Friday, March 9, 2018
Growing into Your Grief: Owning It and Living It
You have to grow into your grief. No one can tell you how to do it.
At first after Daniel died, I was going from one train of thought to another. Is this me? Is this what I believe? Is this what I think? Is this what grief is to me? I wasn’t sure how I was to be as a grieving Christian. Some told me to be happy that Daniel was safe in Heaven with Jesus. Did that phrase comfort me? Others said that our children are only on loan from God. Did that mean I should have realized that my other children could be gone from me at any moment, that they have a Due Back By date stamped on them?
I fluctuated between the ideas and concepts many held at my local chapter of The Compassionate Friends and those of the church. Sometimes these concepts about God were at odds: God didn’t allow Daniel to die; it was a work of the Devil. God allows bad things to happen. God has our days numbered. God has no control over when a person dies. God does not take away our suffering, but he walks with us in it.

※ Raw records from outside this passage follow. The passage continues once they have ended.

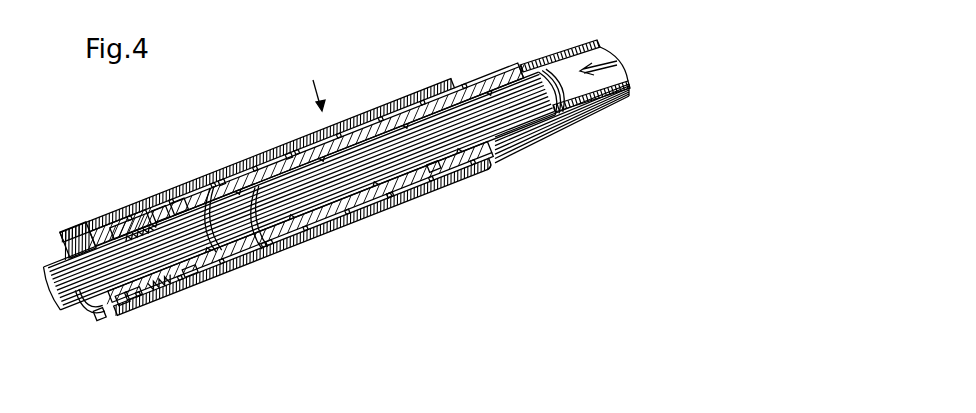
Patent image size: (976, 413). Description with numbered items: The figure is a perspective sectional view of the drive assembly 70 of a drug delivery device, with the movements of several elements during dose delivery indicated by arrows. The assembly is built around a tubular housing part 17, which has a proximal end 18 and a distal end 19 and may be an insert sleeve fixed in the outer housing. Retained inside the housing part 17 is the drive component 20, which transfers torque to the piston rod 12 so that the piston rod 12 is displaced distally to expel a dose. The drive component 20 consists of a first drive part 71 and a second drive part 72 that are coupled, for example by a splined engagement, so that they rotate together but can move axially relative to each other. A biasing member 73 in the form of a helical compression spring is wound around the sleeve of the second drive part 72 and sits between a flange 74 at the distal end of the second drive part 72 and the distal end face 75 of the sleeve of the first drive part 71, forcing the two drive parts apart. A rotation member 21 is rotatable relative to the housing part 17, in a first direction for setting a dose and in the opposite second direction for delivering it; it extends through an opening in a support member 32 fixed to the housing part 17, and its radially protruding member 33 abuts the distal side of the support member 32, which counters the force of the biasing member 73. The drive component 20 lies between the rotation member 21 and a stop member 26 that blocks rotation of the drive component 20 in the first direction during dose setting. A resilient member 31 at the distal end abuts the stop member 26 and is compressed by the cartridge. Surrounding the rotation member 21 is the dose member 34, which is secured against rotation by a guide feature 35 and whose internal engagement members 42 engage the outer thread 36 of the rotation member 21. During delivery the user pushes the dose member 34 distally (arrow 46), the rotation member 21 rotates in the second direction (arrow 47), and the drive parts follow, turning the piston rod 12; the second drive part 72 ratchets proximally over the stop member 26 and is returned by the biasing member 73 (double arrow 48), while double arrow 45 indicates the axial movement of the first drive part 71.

The piston rod 12 is at (476, 107).
The housing part 17 is at (132, 200).
The proximal end 18 is at (498, 170).
The distal end 19 is at (100, 318).
The drive component 20 is at (192, 272).
The rotation member 21 is at (323, 222).
The stop member 26 is at (123, 300).
The resilient member 31 is at (83, 310).
The support member 32 is at (233, 160).
The protruding member 33 is at (220, 177).
The dose member 34 is at (573, 53).
The guide feature 35 is at (530, 143).
The outer thread 36 is at (433, 167).
The engagement member 42 is at (255, 167).
The double arrow 45 is at (177, 200).
The arrow 46 is at (602, 63).
The arrow 47 is at (205, 190).
The double arrow 48 is at (87, 223).
The drive assembly 70 is at (311, 83).
The first drive part 71 is at (182, 187).
The second drive part 72 is at (118, 228).
The biasing member 73 is at (173, 280).
The flange 74 is at (112, 212).
The distal end face 75 is at (158, 208).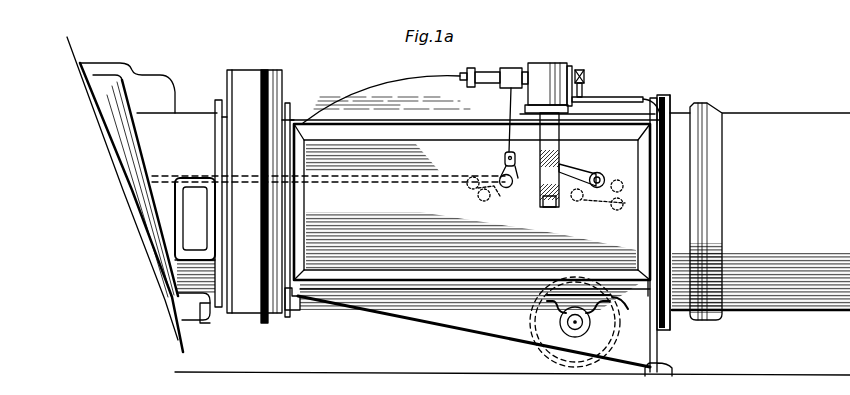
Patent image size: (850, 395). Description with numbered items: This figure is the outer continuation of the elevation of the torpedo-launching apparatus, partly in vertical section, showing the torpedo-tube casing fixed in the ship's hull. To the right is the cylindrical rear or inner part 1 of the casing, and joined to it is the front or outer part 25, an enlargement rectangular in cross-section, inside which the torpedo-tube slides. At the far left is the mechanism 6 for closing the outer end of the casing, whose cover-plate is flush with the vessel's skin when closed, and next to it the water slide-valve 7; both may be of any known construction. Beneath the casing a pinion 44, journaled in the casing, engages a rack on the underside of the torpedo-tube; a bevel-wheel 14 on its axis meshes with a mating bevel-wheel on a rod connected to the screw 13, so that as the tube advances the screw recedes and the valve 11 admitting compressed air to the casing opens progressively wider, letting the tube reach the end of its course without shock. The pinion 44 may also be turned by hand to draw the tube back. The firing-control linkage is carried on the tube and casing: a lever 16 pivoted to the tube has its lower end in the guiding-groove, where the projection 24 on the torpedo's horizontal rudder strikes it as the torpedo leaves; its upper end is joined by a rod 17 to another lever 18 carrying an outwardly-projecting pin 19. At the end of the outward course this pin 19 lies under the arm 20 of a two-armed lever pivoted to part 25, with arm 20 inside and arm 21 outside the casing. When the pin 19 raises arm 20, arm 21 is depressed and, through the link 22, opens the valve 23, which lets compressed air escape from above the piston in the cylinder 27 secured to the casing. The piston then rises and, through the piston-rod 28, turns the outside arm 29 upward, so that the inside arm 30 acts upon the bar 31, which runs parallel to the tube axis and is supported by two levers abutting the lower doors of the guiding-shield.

The rear part of torpedo-tube casing 1 is at (761, 244).
The closing mechanism 6 is at (177, 130).
The water slide-valve 7 is at (244, 198).
The valve 11 is at (488, 88).
The screw 13 is at (716, 314).
The bevel-wheel 14 is at (585, 82).
The lever 16 is at (156, 176).
The rod 17 is at (361, 183).
The lever 18 is at (486, 199).
The pin 19 is at (469, 188).
The inside arm 20 is at (498, 176).
The outside arm 21 is at (538, 186).
The rod 22 is at (508, 116).
The valve 23 is at (540, 72).
The projection 24 is at (142, 200).
The front part of torpedo-tube casing 25 is at (472, 217).
The cylinder 27 is at (570, 68).
The piston-rod 28 is at (559, 160).
The outside arm 29 is at (600, 174).
The inside arm 30 is at (623, 203).
The bar 31 is at (577, 203).
The pinion 44 is at (614, 332).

As I tumbled into grief’s pit, all of these concepts/truths/thoughts/ponderings made me dizzy.
What did I believe? What did I need in order to make sense of Daniel’s death and get through the muddling? And the most daunting question: Who was I now?
Over the years, you grow into grief, like a new skin. At first, you don’t know where you stand or how to adjust to the “skin” until time passes—time where you’ve sufficiently grappled. During the grappling stage, your thoughts bounce around: I don’t like this new skin. I want my old life back. Where is God? What will I do? What works for me? Why is this skin so itchy? I miss my child.
It’s a time of insecurity, this early grief. But then, you slowly come into knowing who you are—who you have become, shaped by grief. You know which platitudes bug you and why they do. You understand that half of the things society says about moving on are just to make others feel comfortable in their discomfort. People are scared and trying to make sense out of your tragedy. You represent to them that not only did your child die, but that theirs can, too. Quickly, or from an illness that goes on for months. You recognize when you need to leave a function because you’re tired of superficial conversations. You do say your deceased child’s name and don’t feel the need to apologize for bringing up the dead. Or for sharing about the time he slid down the snowy bank in a recycle bin.
Over the years, you have worked hard. Now you have a time-tested grief. You own it. You know exactly what this grief is because it is part of you. You don’t settle for what others expect grief to be for you. If you want to go to the cemetery and lift balloons to Heaven, you do it. You make no excuses. You live your grief out loud in its fullest which sounds ironic and crazy, but that’s how grief has to be lived.
You know that when a school shooting happens and the news anchor says two days later, “They are still grieving,” that he doesn’t get it. Because any parent who wears the itchy skin of grief knows that using the word still is almost laughable. Still grieving after two days, really? You want to be that news anchor for a moment and tell the viewers this: These students, teachers and parents will grieve these losses for the rest of their lives. They have just begun the journey of growing into grief.